Milineal yang berada di tengah-tengah itu memiliki dua perspektif yang berbeda dalam memandang kehidupan. Ketika masa kecil, sebagian besar dari mereka menikmati kehidupan tanpa distraksi media sosial. Menjadi anak kecil sebagaimana usianya dan mejalani alur kehidupan sebagaimana tumbuh kembangnya.
Generasi terakhir sekaligus termuda dari Milineal yaitu kelahiran 1995, benar-benar baru terpapar dan diperkenalkan internet pada tahun 2010. Tahun dimana hampir sebagian besar gen tersebut berada di bangku Sekolah Menengah Pertama (SMP).
Usia yang pas untuk mengenal sekaligus mengeksplor hal-hal baru mengenai internet, tidak terlalu muda juga tidak terlalu telat. Hal ini yang membuat beberapa gen tersebut bisa lebih bijak dalam menggunakan internet.
Menjadi Sandwich Generation di Keluarga
Generasi yang sering dikatakan sandwich generation ini merupakan mereka yang berada di tengah-tengah untuk menanggung tanggung jawab serta beban ekonomi orang tuanya dan satu generasi lagi yaitu anak-anaknya.

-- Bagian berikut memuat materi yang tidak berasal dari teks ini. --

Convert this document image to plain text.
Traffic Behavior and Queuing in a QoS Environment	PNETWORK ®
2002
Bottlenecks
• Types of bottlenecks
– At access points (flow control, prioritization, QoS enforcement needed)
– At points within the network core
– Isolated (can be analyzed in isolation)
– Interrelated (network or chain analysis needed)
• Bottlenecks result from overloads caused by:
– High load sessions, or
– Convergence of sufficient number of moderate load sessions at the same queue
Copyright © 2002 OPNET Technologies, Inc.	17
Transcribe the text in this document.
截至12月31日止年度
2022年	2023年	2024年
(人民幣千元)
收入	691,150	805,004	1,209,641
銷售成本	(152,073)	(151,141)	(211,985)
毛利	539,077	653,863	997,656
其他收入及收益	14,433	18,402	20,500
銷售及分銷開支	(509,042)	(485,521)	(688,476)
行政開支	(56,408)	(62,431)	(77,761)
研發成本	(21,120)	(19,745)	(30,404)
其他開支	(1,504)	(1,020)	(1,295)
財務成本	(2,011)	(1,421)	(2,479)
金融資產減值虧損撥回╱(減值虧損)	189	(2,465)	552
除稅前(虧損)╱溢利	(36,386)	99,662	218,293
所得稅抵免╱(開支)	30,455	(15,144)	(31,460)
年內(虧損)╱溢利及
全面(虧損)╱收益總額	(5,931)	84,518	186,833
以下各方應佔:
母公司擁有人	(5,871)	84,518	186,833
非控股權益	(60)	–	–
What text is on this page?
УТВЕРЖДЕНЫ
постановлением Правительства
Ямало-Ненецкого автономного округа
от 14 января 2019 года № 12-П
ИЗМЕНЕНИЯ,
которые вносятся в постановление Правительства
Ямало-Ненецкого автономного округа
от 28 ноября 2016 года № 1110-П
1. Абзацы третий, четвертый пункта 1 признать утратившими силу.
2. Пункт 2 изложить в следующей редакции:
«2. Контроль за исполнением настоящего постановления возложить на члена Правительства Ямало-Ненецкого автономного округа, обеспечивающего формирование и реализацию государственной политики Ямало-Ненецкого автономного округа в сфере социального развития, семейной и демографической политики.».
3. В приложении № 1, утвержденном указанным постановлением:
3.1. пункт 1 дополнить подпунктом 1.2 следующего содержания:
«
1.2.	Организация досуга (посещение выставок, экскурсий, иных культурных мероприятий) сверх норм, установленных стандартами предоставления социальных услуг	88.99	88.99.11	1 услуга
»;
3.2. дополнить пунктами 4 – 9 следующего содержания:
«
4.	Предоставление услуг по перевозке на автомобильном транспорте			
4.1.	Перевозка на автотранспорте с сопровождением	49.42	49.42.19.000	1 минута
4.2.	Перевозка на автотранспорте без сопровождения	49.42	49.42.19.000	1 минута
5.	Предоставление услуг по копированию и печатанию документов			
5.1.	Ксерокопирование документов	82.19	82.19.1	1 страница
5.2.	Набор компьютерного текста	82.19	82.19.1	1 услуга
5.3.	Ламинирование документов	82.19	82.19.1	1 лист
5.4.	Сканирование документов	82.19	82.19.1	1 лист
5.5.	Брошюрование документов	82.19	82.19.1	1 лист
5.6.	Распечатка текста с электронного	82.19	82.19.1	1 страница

Namun tak jarang ada juga gen milineal yang belum berkeluarga tapi harus mengurus saudara/kakak yang juga sudah berumah tangga atau yang masih pengangguran di usia menjelang senja. Berdasarkan data pun generasi terbanyak yang mengalami kondisi sandiwch generation adalah mereka yang lahir pada tahun 1965-1980 (Gen X) dan 1980-1995.
Seperti yang sebelumnya sudah dibahas, gen milineal adalah generasi yang unik karena mereka selalu berada di tengah-tengah fenomena apapun yang terjadi di dunia. Kondisi ini menjadikan mereka selalu mendambakan idealisme dan keseimbangan. Meski mereka kadang tidak mampu tapi selalu berusaha mendobrak segala keterbatasan meskipun harus terseok-seok.
Pada satu sisi gen ini mendambakan hidup yang nyaman tanpa intervensi dari pihak lain. Namun kepeduliannya terhadap orang sekitar pun tak bisa dihindarinya. Gen ini merupakan salah satu gen yang masih menggangap bahwa perasaan orang lain lebih penting ketimbang perasaannya sendiri.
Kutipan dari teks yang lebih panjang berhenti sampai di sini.